Oh Joanna, you describe the condition for women with young children who work outside the home so well. But I'm so sorry for the physical pain you've had to endure through it. I know a well functioning body is at least needed to deal with it all. My worst moments were when the children were babies and I was a full-time graduate student teaching at the university plus lecturing at another. The responsibilities I had were endless and by no means did I ever seem caught up. I was never able to sleep more than a few hours if at all. And my diet consisted of apples that were eaten while standing or driving. Fortunately (or unfortunately) my body never asked for much or if it did I never heard it.

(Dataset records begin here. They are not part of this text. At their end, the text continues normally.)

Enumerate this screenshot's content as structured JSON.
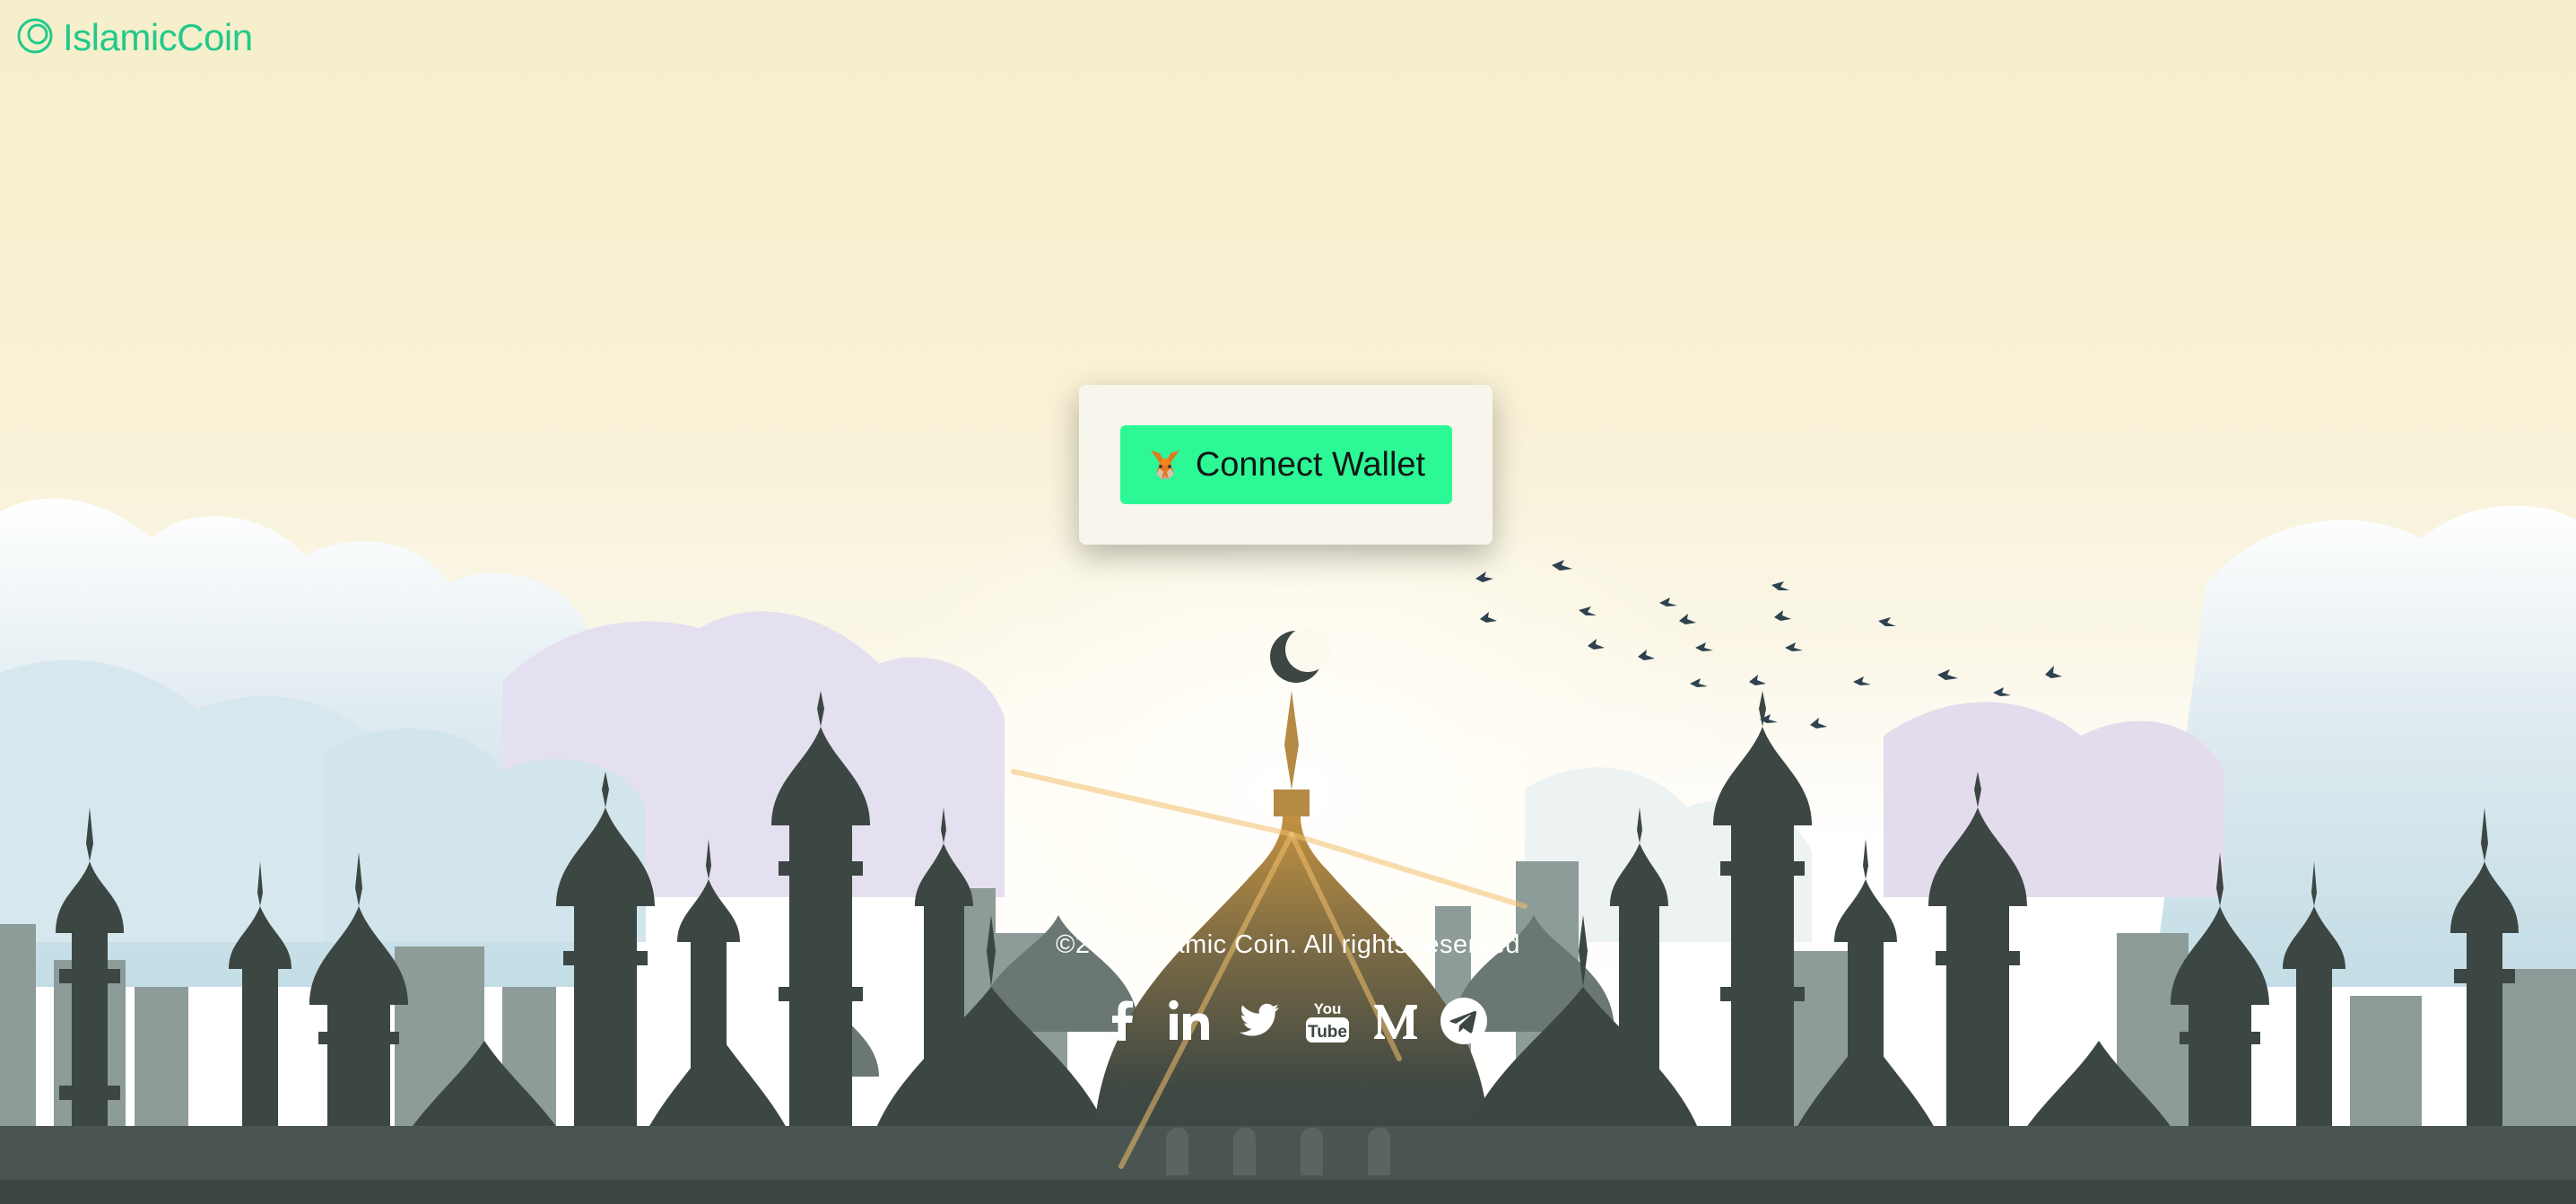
{
  "brand": {
    "name": "IslamicCoin",
    "color": "#22c98a"
  },
  "connect": {
    "label": "Connect Wallet",
    "icon": "metamask-fox-icon",
    "color": "#2cf996"
  },
  "footer": {
    "copyright": "©2022 Islamic Coin. All rights reserved"
  },
  "socials": [
    {
      "name": "facebook",
      "icon": "facebook-icon"
    },
    {
      "name": "linkedin",
      "icon": "linkedin-icon"
    },
    {
      "name": "twitter",
      "icon": "twitter-icon"
    },
    {
      "name": "youtube",
      "icon": "youtube-icon"
    },
    {
      "name": "medium",
      "icon": "medium-icon"
    },
    {
      "name": "telegram",
      "icon": "telegram-icon"
    }
  ],
  "colors": {
    "silhouette": "#3c4642",
    "skyline": "#8d9c98",
    "sky_top": "#f6efcb"
  }
}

As for the public/private face you discuss, I think a mother of very young children also keeps the private face up for the babies. What they see in her face during these first years is what they mostly feel about themselves. She is everything to them and her face is their world. Trying to meet the needs of my children during these early years amidst the constraints of work and school was the hardest thing I've ever had to do.

I probably have more responsibilities and tasks these days but there are many more possible schemes to fit it all in. My youngest is now 7 and this is a great age for reasoning. It's infinitely easier to find solutions for those "when push comes to shove” days. I do still get very little sleep and eat mostly apples although I've now expanded to popping dried figs...they seem to have more energy and keep longer in the car!

Take care and you might want to think about popping a fig when push comes to shove.